Other regulatory barriers to practice reduce the use of telehealth, which is limited by state licensing along with various federal and state requirements and reimbursement policies that differ from in-person visits. State-by-state policies further limit the effectiveness of nurse practitioners and other advanced practice professionals by denying them the authority to practice at the full extent of their education and competency.
Some of these barriers also have been reduced on an emergency basis during the pandemic. If we have learned anything, it is that restricting practice by licensure restricts access to care and does not optimize care delivery, putting our citizens at risk.
When the current public health crisis subsides, we can’t go back to old rules that will derail the advances in patient-centered care gained during the pandemic. Now is the time to secure these advancements in professional practice by making emergency rules permanent so healthcare practitioners can help more patients and maintain high-quality care.
There’s no evidence that state-by-state licensing and other healthcare policies and practices are better for patient care than a more national approach to licensing, while there is significant evidence that unfettered utilization of telemedicine and full-practice authority for nurse practitioners could improve patient access and care quality. Barriers to practice needlessly obstruct the healing work of nurses, doctors, and other practitioners, and they also prevent optimizing the talents and expertise of an already stressed and strained clinical staff when they are needed most.

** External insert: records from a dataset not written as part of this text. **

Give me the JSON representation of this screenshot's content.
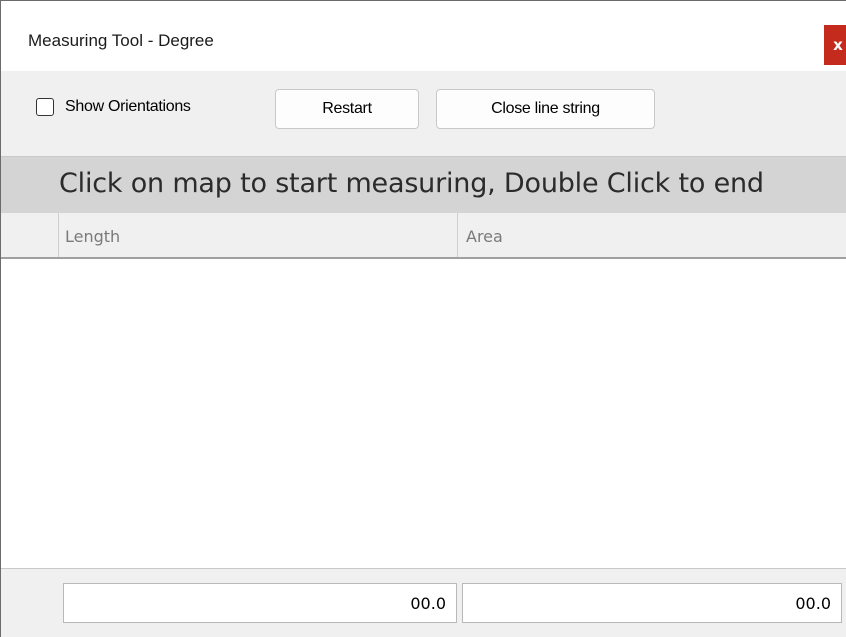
{
  "window": {
    "title": "Measuring Tool - Degree",
    "close_glyph": "x"
  },
  "toolbar": {
    "show_orientations_label": "Show Orientations",
    "show_orientations_checked": false,
    "restart_label": "Restart",
    "close_line_string_label": "Close line string"
  },
  "hint": {
    "text": "Click on map to start measuring, Double Click to end"
  },
  "table": {
    "columns": [
      "Length",
      "Area"
    ],
    "rows": []
  },
  "totals": {
    "length": "00.0",
    "area": "00.0"
  },
  "colors": {
    "close_button": "#c42b1c",
    "hint_bar": "#d4d4d4",
    "window_bg": "#f0f0f0"
  },
  "icons": {
    "close": "close-icon",
    "checkbox": "checkbox-unchecked-icon"
  }
}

Already, some states are rolling back the pandemic emergency measures that give greater patient access to care. But there are signs of growing support for dismantling barriers to professional healthcare practice, such as the federal legislation to expand the use of telehealth, practice expansion for Advance Practice Providers, and the establishment of advocacy group Nurses Everywhere to champion issues such as nurse practitioner scope and expanded access to nursing care for patients.
Healthcare leaders need to join together to protect the gains made during the pandemic. We need a progressive remaking of healthcare practice in America, and that means we must turn the emergency measures that removed barriers to practice into permanent measures, so that patients will have the greatest possible access to quality care and create more equitable models – throughout the pandemic and into the future.